Back Home Again: Knowledge Is Power

Illustration by Ryan Snook

GIVEN MY APPRECIATION for modest people, I’m embarrassed to admit that several times a day, I catch myself thinking I’m smarter than everyone else. Feelings of superiority are not admirable; it’s just that I see so many people do such stupid things, I can’t help but think I’m smarter than the average bear. Just recently, my wife and I were driving north on I-69 approaching the Fishers exit when three luxury sports cars flew by, weaving through the heavy traffic, obviously racing. A half-mile later, we came upon the three cars smashed to smithereens, having crashed into one another but miraculously no one else. The three young male drivers had exited their ruined vehicles and were screaming at one another. My wife and I crept past them, ogling the wreck.

“This is oddly satisfying,” my wife said.

I had done several foolish things that day but nothing that dumb, and for the rest of the evening, I felt vastly superior.

If you were to ask for demonstratable proof of my intelligence—say, my school grades from my childhood—you would find little evidence of my genius, but that’s because my teachers didn’t fully appreciate my soaring intellect and often dismissed its possibility. Indeed, Mr. Short, my sixth-grade math teacher, once remarked to me that I couldn’t find my butt with both hands and gave me a D on my report card. A lesser student would have found this discouraging, but I soldiered on, determined to prove him wrong—which I did the next semester by not only finding my butt but also by raising my grade to a gentleman’s C. I would have gotten an A but didn’t want to ruin the grading curve for my fellow students. As it turns out, I was not only brilliant, but I was also compassionate.

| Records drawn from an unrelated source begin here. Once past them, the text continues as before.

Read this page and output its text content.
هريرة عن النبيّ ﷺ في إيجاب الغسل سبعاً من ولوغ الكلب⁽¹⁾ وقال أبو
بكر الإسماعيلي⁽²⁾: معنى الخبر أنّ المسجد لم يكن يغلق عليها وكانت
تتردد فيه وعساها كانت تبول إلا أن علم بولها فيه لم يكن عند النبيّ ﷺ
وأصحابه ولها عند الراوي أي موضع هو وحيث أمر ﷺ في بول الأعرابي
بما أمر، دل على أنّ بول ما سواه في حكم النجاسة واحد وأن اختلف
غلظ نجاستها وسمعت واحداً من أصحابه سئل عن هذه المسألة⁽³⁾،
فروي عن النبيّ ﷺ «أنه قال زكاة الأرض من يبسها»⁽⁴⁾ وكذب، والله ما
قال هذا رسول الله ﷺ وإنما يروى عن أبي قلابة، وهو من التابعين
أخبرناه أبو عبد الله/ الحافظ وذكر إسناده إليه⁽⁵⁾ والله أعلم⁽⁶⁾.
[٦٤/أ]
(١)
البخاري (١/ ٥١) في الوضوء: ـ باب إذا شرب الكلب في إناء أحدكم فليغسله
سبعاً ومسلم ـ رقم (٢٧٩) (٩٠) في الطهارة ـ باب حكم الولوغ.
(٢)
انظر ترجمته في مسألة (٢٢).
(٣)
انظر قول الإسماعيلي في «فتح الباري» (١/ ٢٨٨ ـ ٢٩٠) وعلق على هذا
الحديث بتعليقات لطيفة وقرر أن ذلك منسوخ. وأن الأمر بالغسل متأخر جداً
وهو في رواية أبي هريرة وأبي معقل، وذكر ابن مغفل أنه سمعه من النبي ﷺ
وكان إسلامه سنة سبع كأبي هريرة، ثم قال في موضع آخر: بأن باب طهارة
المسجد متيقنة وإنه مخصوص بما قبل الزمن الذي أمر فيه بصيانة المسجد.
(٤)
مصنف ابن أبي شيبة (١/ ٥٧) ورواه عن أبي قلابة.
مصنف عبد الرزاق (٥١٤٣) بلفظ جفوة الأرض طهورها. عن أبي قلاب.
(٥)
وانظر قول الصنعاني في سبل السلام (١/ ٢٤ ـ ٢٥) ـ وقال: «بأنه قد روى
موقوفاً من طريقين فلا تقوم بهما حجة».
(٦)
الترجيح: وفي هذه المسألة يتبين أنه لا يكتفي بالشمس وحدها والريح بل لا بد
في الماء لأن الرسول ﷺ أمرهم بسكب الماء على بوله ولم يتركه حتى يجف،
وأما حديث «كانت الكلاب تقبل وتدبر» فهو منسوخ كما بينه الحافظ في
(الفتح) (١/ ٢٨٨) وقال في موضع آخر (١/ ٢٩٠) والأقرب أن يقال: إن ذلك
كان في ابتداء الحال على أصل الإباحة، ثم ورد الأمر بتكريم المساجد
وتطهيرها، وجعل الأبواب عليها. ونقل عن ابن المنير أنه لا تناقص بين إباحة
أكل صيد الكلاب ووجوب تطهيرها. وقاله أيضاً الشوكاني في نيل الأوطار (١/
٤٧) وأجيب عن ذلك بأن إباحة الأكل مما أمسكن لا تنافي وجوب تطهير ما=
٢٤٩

One can only hide such brilliance for so long without being discovered, and my wisdom became more widely known when I graduated from high school six years later and was hired by the state to pick up roadkill along I-74. Within a few short weeks, I was Indiana’s expert on flattened fauna, able to correctly identify not only the species of roadkill but also the means and timing of its demise through careful study of tire treads, compression, and rigidity. (Groundhog, Marmota monax, 1979 Ford LTD Country Esquire station wagon, 2.5 days ago.) Never one to rest on my laurels, I hit the speech circuit, traveling across the nation to lecture on roadkill removal and proper disposal. (Scoop shovel, incinerator, and recitation of a prayer of St. Francis—the patron saint of animals both dead and alive.)

As is often the case in the caring professions, I burned out after a while and, seeking a new direction in my life, entered the field of general medicine—brain surgery, more specifically—and was the first to discover that when the cingulate gyrus is poked with a finger, the right leg spasms uncontrollably, which led to the eventual mapping of the genome (you’re welcome) and the subsequent discovery of gene therapy (happy to help).

I mention these things so you can better appreciate why I am anticipating my 45th high school reunion next summer, which I have on good authority will be attended by Mr. Short. Being a Christian, I have forgiven him for the most part, but I might point out to him that while he was teaching middle school geometry, I invented a pill that causes one to forget the presidency of Donald Trump. As you can imagine, this has made me wealthier than God Himself, and I’m putting the funds to good use. I will soon be purchasing the internet patent from Al Gore, lock, stock, and barrel, and closing it down so we can return to getting our news from newspapers and magazines and venting our spleens in letters to the editors, like we did in the old days.

With the money left over, I will buy the X-ray glasses that were advertised in the backs of comic books when I was a kid. (“See thru walls! See thru clothes! Amaze your friends! Only $1.00!”) When I mail-ordered a pair in the sixth grade, my mom intercepted the package from the mail and tossed it in the trash before I could test them out. Ever since then, I’ve wondered what I’ve missed and can’t help but think my education suffered because of my mother’s Catholic purity. I might even buy a sports car and race it down the interstate, dodging the road- kill, remembering my humble beginnings.